On September 17, 2006, Sister Sára was beatified in a proclamation by Pope Benedict XVI, read by Cardinal Péter Erdő during a Mass outside St. Stephen's Basilica in Budapest,[2] which said in part, "She was willing to assume risks for the persecuted ... in days of great fear. Her martyrdom is still topical ... and presents the foundations of our humanity." This is the first beatification to take place in Hungary since that of King Stephen in 1083 along with his son Imre and the Italian Bishop Gerard Sagredo, who were instrumental in converting Hungary to Christianity.[2] If Salkaházi is canonized, she will be the first non-royal Hungarian female saint.[2][4]

Speaking at the Mass, Rabbi József Schweitzer said of Sister Sára, "I know from personal experience ... how dangerous and heroic it was in those times to help Jews and save them from death.

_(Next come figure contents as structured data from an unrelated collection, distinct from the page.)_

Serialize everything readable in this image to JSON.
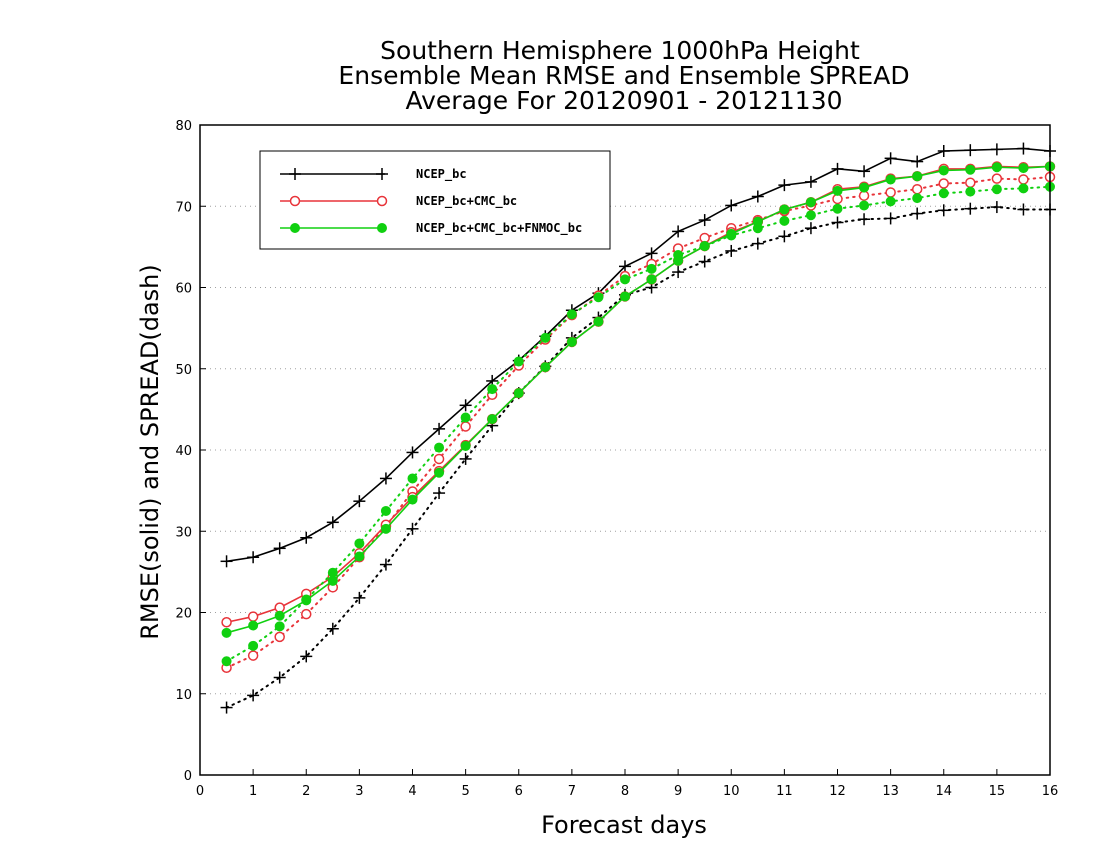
{
  "chart_data": {
    "type": "line",
    "title": [
      "Southern Hemisphere 1000hPa Height",
      "Ensemble Mean RMSE and Ensemble SPREAD",
      "Average For 20120901 - 20121130"
    ],
    "xlabel": "Forecast days",
    "ylabel": "RMSE(solid) and SPREAD(dash)",
    "xlim": [
      0,
      16
    ],
    "ylim": [
      0,
      80
    ],
    "x_ticks": [
      0,
      1,
      2,
      3,
      4,
      5,
      6,
      7,
      8,
      9,
      10,
      11,
      12,
      13,
      14,
      15,
      16
    ],
    "y_ticks": [
      0,
      10,
      20,
      30,
      40,
      50,
      60,
      70,
      80
    ],
    "grid": "horizontal dotted",
    "legend_position": "top-left",
    "x": [
      0.5,
      1,
      1.5,
      2,
      2.5,
      3,
      3.5,
      4,
      4.5,
      5,
      5.5,
      6,
      6.5,
      7,
      7.5,
      8,
      8.5,
      9,
      9.5,
      10,
      10.5,
      11,
      11.5,
      12,
      12.5,
      13,
      13.5,
      14,
      14.5,
      15,
      15.5,
      16
    ],
    "series": [
      {
        "name": "NCEP_bc",
        "color": "#000000",
        "marker": "plus",
        "rmse": [
          26.3,
          26.8,
          27.9,
          29.2,
          31.1,
          33.7,
          36.5,
          39.7,
          42.6,
          45.5,
          48.5,
          51.0,
          54.0,
          57.2,
          59.3,
          62.6,
          64.2,
          66.9,
          68.3,
          70.1,
          71.2,
          72.6,
          73.0,
          74.6,
          74.3,
          75.9,
          75.5,
          76.8,
          76.9,
          77.0,
          77.1,
          76.8
        ],
        "spread": [
          8.3,
          9.8,
          12.0,
          14.6,
          18.0,
          21.8,
          25.9,
          30.3,
          34.7,
          38.9,
          43.0,
          47.0,
          50.3,
          53.8,
          56.3,
          59.1,
          60.0,
          61.9,
          63.2,
          64.5,
          65.4,
          66.3,
          67.3,
          68.0,
          68.4,
          68.5,
          69.1,
          69.5,
          69.7,
          69.9,
          69.6,
          69.6
        ]
      },
      {
        "name": "NCEP_bc+CMC_bc",
        "color": "#e8343a",
        "marker": "open-circle",
        "rmse": [
          18.8,
          19.5,
          20.6,
          22.3,
          24.4,
          27.3,
          30.8,
          34.2,
          37.4,
          40.6,
          43.8,
          47.0,
          50.2,
          53.3,
          55.8,
          58.9,
          61.0,
          63.3,
          65.1,
          66.8,
          68.1,
          69.6,
          70.5,
          72.1,
          72.4,
          73.4,
          73.7,
          74.6,
          74.6,
          74.9,
          74.8,
          74.9
        ],
        "spread": [
          13.2,
          14.7,
          17.0,
          19.8,
          23.1,
          26.8,
          30.6,
          34.9,
          38.9,
          42.9,
          46.8,
          50.4,
          53.6,
          56.6,
          59.0,
          61.4,
          62.9,
          64.8,
          66.1,
          67.3,
          68.3,
          69.4,
          70.1,
          70.9,
          71.3,
          71.7,
          72.1,
          72.8,
          72.9,
          73.4,
          73.3,
          73.6
        ]
      },
      {
        "name": "NCEP_bc+CMC_bc+FNMOC_bc",
        "color": "#10d010",
        "marker": "filled-circle",
        "rmse": [
          17.5,
          18.4,
          19.6,
          21.5,
          23.9,
          26.9,
          30.3,
          33.9,
          37.2,
          40.5,
          43.8,
          47.0,
          50.2,
          53.3,
          55.8,
          58.9,
          61.0,
          63.3,
          65.1,
          66.6,
          68.1,
          69.6,
          70.5,
          71.9,
          72.3,
          73.3,
          73.7,
          74.4,
          74.5,
          74.8,
          74.7,
          74.9
        ],
        "spread": [
          14.0,
          15.9,
          18.3,
          21.6,
          24.9,
          28.5,
          32.5,
          36.5,
          40.3,
          44.0,
          47.5,
          50.9,
          53.8,
          56.7,
          58.8,
          61.0,
          62.3,
          64.0,
          65.1,
          66.4,
          67.3,
          68.2,
          68.9,
          69.7,
          70.1,
          70.6,
          71.0,
          71.6,
          71.8,
          72.1,
          72.2,
          72.4
        ]
      }
    ]
  }
}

Originating in her faith, she kept the commandment of love until death."

References[edit]

  1. ^ McDonough, Chris International Raoul Wallenberg Foundation Sara Salkahazi [1]
  2. ^ a b c d e "Catholic Church to beatify Hungarian nun who saved Jews in World War II". Associated Press story in the Jerusalem Post. September 16, 2006. 
  3. ^ "The Righteous Among The Nations - Salkaházi Sára (1899-1944)". Yad Vashem The Righteous Among The Nations Database. October 19, 2013. 
  4. ^ Non royal Hungarian saints include Saint Maurus of Pécs, István Pongrácz and a few other names, all male.